Had Liverpool fought back to draw with both Brentford and City when getting the same results, it would have felt very different. As it stands, Liverpool are in the glass-half-full-or-half-empty position of being unbeaten and 2nd (with a 100% record in the Champions League), but also having won only two of the past five league games, and not having had the hardest fixture list (on paper) compared to the other two clubs in the top three.
It occurred to me that as much as I don’t engage with the FSG-Outers (or the ‘Gouters), and the Klopp-is-a-fraud brigade stopped bothering me around 2018, I still harbour this sense that Liverpool FC is in its own culture war; with everything on the planet these days divisive in some way or other – perhaps due to the way information is shared and how noisy fringe opinions become inescapable, even if you try (like me) to not read anything on Twitter anymore. (Someone’s distorted personal perceptions are now more meaningful than facts.)
These external voices got inside my head. It feels like Liverpool need even more success to shut these people up. (Yet of course, they won’t shut up.)

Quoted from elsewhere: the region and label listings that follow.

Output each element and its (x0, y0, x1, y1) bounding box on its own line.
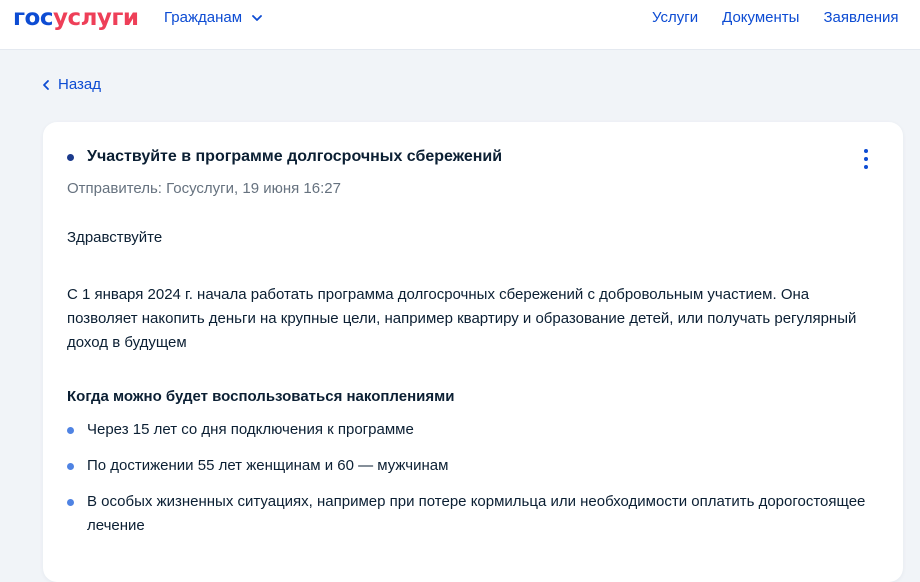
unread-indicator (67, 153, 74, 161)
message-subheading: Когда можно будет воспользоваться накопл… (67, 388, 455, 405)
chevron-left-icon (43, 80, 49, 90)
gosuslugi-logo[interactable]: госуслуги (13, 4, 139, 32)
audience-menu-label: Гражданам (164, 9, 243, 26)
more-options-button[interactable] (859, 149, 873, 169)
back-link[interactable]: Назад (42, 76, 101, 94)
nav-link-services[interactable]: Услуги (652, 9, 698, 27)
logo-part-uslugi: услуги (52, 5, 139, 31)
more-vertical-icon (864, 149, 868, 153)
list-item-text: По достижении 55 лет женщинам и 60 — муж… (87, 457, 449, 474)
list-item: По достижении 55 лет женщинам и 60 — муж… (67, 454, 867, 478)
bullet-dot (67, 463, 74, 470)
nav-link-applications[interactable]: Заявления (823, 9, 898, 27)
message-paragraph: С 1 января 2024 г. начала работать прогр… (67, 286, 857, 351)
list-item: Через 15 лет со дня подключения к програ… (67, 418, 867, 442)
list-item-text: Через 15 лет со дня подключения к програ… (87, 421, 414, 438)
logo-part-gos: гос (13, 5, 53, 31)
message-sender: Отправитель: Госуслуги, 19 июня 16:27 (67, 180, 341, 197)
bullet-dot (67, 499, 74, 506)
audience-menu[interactable]: Гражданам (164, 9, 263, 27)
top-header: госуслуги Гражданам Услуги Документы Зая… (0, 0, 920, 50)
nav-link-documents[interactable]: Документы (722, 9, 799, 27)
top-nav: Услуги Документы Заявления (652, 9, 899, 27)
conditions-list: Через 15 лет со дня подключения к програ… (67, 418, 867, 538)
message-greeting: Здравствуйте (67, 229, 163, 246)
message-title-row: Участвуйте в программе долгосрочных сбер… (67, 147, 502, 167)
message-card: Участвуйте в программе долгосрочных сбер… (43, 122, 903, 582)
list-item: В особых жизненных ситуациях, например п… (67, 490, 867, 538)
chevron-down-icon (252, 15, 262, 21)
bullet-dot (67, 427, 74, 434)
message-title: Участвуйте в программе долгосрочных сбер… (87, 148, 503, 165)
back-label: Назад (58, 76, 101, 93)
list-item-text: В особых жизненных ситуациях, например п… (87, 493, 866, 534)
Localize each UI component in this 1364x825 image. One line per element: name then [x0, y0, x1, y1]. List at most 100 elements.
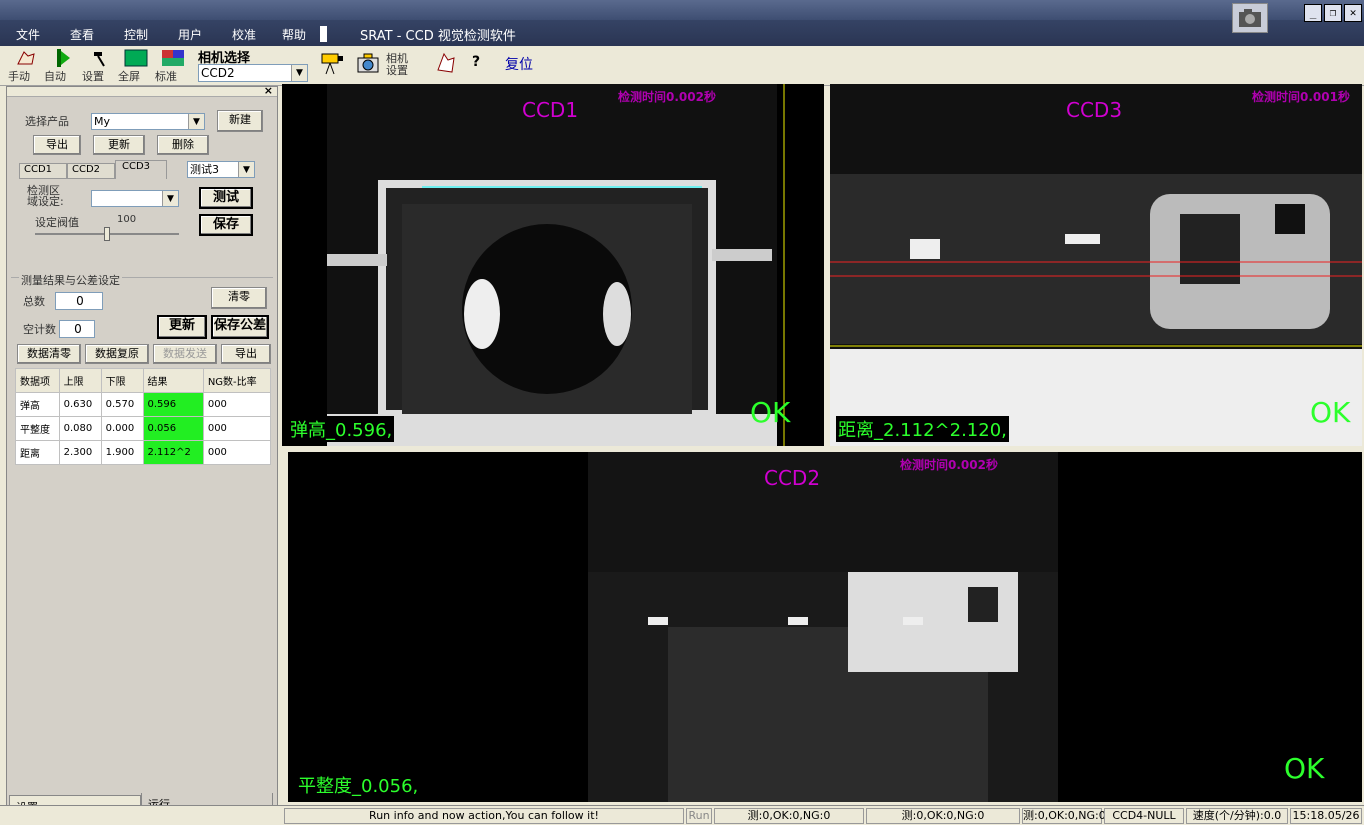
- export-button[interactable]: 导出: [33, 135, 81, 155]
- product-select[interactable]: My ▼: [91, 113, 205, 130]
- menu-file[interactable]: 文件: [16, 26, 40, 43]
- test-select[interactable]: 测试3 ▼: [187, 161, 255, 178]
- panel-close-icon[interactable]: ×: [264, 84, 273, 97]
- reset-label: 复位: [505, 57, 533, 73]
- manual-label: 手动: [8, 70, 30, 83]
- auto-label: 自动: [44, 70, 66, 83]
- status-run: Run: [686, 808, 712, 824]
- table-cell: 000: [202, 416, 272, 441]
- region-select[interactable]: ▼: [91, 190, 179, 207]
- table-cell: 弹高: [15, 392, 60, 417]
- ccd2-title: CCD2: [764, 466, 821, 490]
- restore-icon[interactable]: ❐: [1324, 4, 1342, 22]
- new-button[interactable]: 新建: [217, 110, 263, 132]
- hand-pointer-icon: [437, 52, 455, 73]
- menu-calibrate[interactable]: 校准: [232, 26, 256, 43]
- table-cell[interactable]: 0.000: [100, 416, 144, 441]
- tab-ccd1[interactable]: CCD1: [19, 163, 67, 179]
- ccd1-image: [327, 84, 785, 446]
- help-button[interactable]: ?: [466, 48, 486, 84]
- menu-control[interactable]: 控制: [124, 26, 148, 43]
- status-ccd4: CCD4-NULL: [1104, 808, 1184, 824]
- fullscreen-label: 全屏: [118, 70, 140, 83]
- table-cell[interactable]: 0.570: [100, 392, 144, 417]
- table-cell: 0.056: [142, 416, 204, 441]
- camera-select-value: CCD2: [201, 66, 235, 80]
- ccd3-title: CCD3: [1066, 98, 1123, 122]
- update-button[interactable]: 更新: [93, 135, 145, 155]
- ccd2-result: 平整度_0.056,: [296, 772, 421, 798]
- ccd3-view: CCD3 检测时间0.001秒 距离_2.112^2.120, OK: [830, 84, 1362, 446]
- status-ccd3-count: 测:0,OK:0,NG:0: [1022, 808, 1106, 824]
- manual-button[interactable]: 手动: [8, 48, 44, 84]
- delete-button[interactable]: 删除: [157, 135, 209, 155]
- table-cell[interactable]: 2.300: [58, 440, 102, 465]
- ccd1-ok-status: OK: [750, 396, 791, 429]
- ccd3-ok-status: OK: [1310, 396, 1351, 429]
- test-button[interactable]: 测试: [199, 187, 253, 209]
- column-header: NG数-比率: [202, 368, 272, 393]
- chevron-down-icon: ▼: [162, 191, 178, 206]
- camera-capture-button[interactable]: [350, 48, 386, 84]
- chevron-down-icon: ▼: [188, 114, 204, 129]
- menu-view[interactable]: 查看: [70, 26, 94, 43]
- camera-settings-button[interactable]: 相机 设置: [386, 48, 420, 84]
- table-cell[interactable]: 0.080: [58, 416, 102, 441]
- status-ccd1-count: 测:0,OK:0,NG:0: [714, 808, 864, 824]
- ccd3-result: 距离_2.112^2.120,: [836, 416, 1009, 442]
- clear-button[interactable]: 清零: [211, 287, 267, 309]
- group-label: 测量结果与公差设定: [19, 272, 122, 288]
- camera-button[interactable]: [314, 48, 350, 84]
- menu-help[interactable]: 帮助: [282, 26, 306, 43]
- settings-button[interactable]: 设置: [82, 48, 118, 84]
- pointer-help-button[interactable]: [428, 48, 464, 84]
- product-select-value: My: [94, 115, 111, 128]
- save-tolerance-button[interactable]: 保存公差: [211, 315, 269, 339]
- ccd3-image: [830, 84, 1362, 446]
- threshold-slider-thumb[interactable]: [104, 227, 110, 241]
- camera-settings-label: 相机 设置: [386, 52, 408, 77]
- table-cell[interactable]: 0.630: [58, 392, 102, 417]
- tab-ccd2[interactable]: CCD2: [67, 163, 115, 179]
- reset-button[interactable]: 复位: [500, 48, 538, 84]
- select-product-label: 选择产品: [25, 115, 69, 128]
- table-row[interactable]: 弹高 0.630 0.570 0.596 000: [15, 392, 272, 417]
- data-clear-button[interactable]: 数据清零: [17, 344, 81, 364]
- camera-select[interactable]: CCD2 ▼: [198, 64, 308, 82]
- ccd1-detect-time: 检测时间0.002秒: [618, 90, 716, 104]
- ccd3-detect-time: 检测时间0.001秒: [1252, 90, 1350, 104]
- calibrate-button[interactable]: 标准: [155, 48, 191, 84]
- menu-user[interactable]: 用户: [178, 26, 202, 43]
- total-label: 总数: [23, 295, 45, 308]
- table-cell: 000: [202, 440, 272, 465]
- table-row[interactable]: 平整度 0.080 0.000 0.056 000: [15, 416, 272, 441]
- table-row[interactable]: 距离 2.300 1.900 2.112^2 000: [15, 440, 272, 465]
- close-icon[interactable]: ✕: [1344, 4, 1362, 22]
- hand-icon: [17, 51, 35, 65]
- null-count-label: 空计数: [23, 323, 56, 336]
- minimize-icon[interactable]: _: [1304, 4, 1322, 22]
- status-info: Run info and now action,You can follow i…: [284, 808, 684, 824]
- table-cell: 2.112^2: [142, 440, 204, 465]
- hammer-icon: [94, 52, 105, 67]
- total-value: 0: [55, 292, 103, 310]
- table-cell[interactable]: 1.900: [100, 440, 144, 465]
- threshold-label: 设定阀值: [35, 216, 79, 229]
- table-cell: 000: [202, 392, 272, 417]
- column-header: 数据项: [15, 368, 60, 393]
- table-cell: 0.596: [142, 392, 204, 417]
- chevron-down-icon: ▼: [291, 65, 307, 81]
- toolbar: 手动 自动 设置 全屏 标准 相机选择 CCD2 ▼ 相机 设置 ? 复位: [0, 46, 1364, 86]
- tab-ccd3[interactable]: CCD3: [115, 160, 167, 179]
- auto-button[interactable]: 自动: [44, 48, 80, 84]
- fullscreen-icon: [124, 49, 148, 67]
- data-send-button[interactable]: 数据发送: [153, 344, 217, 364]
- data-restore-button[interactable]: 数据复原: [85, 344, 149, 364]
- save-button[interactable]: 保存: [199, 214, 253, 236]
- export-data-button[interactable]: 导出: [221, 344, 271, 364]
- fullscreen-button[interactable]: 全屏: [118, 48, 154, 84]
- update-tolerance-button[interactable]: 更新: [157, 315, 207, 339]
- status-bar: Run info and now action,You can follow i…: [0, 805, 1364, 825]
- status-time: 15:18.05/26: [1290, 808, 1362, 824]
- column-header: 上限: [58, 368, 102, 393]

On the one hand, I don’t really care what people think about FSG, as for all the mistakes over the years (and there have been a fair few), the club has achieved everything (and more) that felt possible when they took charge of an institution teetering on the verge of extinction in 2010; and done so, despite the biggest financial catastrophe to affect the game since WWII, without being in danger of collapse. To me, the good massively outweighs the bad – especially given the context of what they walked into, eleven years ago.
But the football never ends. When you win and achieve all your goals, one defeat later and the critics will be back. No one concludes the football and says “that’s it, you’re the best, it’s set in stone”. That’s part of the fun, but also a driver of the madness. Even if you get it, it gets taken away.
The developments at Newcastle United have helped me to put things in perspective again. As happy as those Toon fans may be, it feels like they’ve sold their souls to the devil in order to escape a deeply unlikeable arsehole.
By contrast to this latest lavish sportswashing scheme, Liverpool’s owners may seem grey, and relative paupers; but Amnesty International aren’t appalled by them, and no one is claiming that they cut up their spouse. Call me old fashioned, but I know what I prefer.
(And in relation to my recent angst, if it means shipping a few goals due to a more attacking style of play, as Virgil van Dijk spends the next few months working back towards Peak VVD, then so be it.)
So I thought I’d take a long look at the moral imperatives of ownership; what we have a right to expect, and what we don’t; including what Newcastle had with Mike Ashley (and now have with the Saudis) and what the Reds have with FSG.
And also, to look at just how toxic it is when every new sportswasher forces honestly-run clubs one further place down the league table, which often means the difference between on-pitch success reaping honest financial (and sporting) rewards and missing out on those honest (and sporting) rewards.
People loathed the idea of the European Super League (in some ways, with good reason), but how long before the top four is comprised of sovereign states and oligarchs?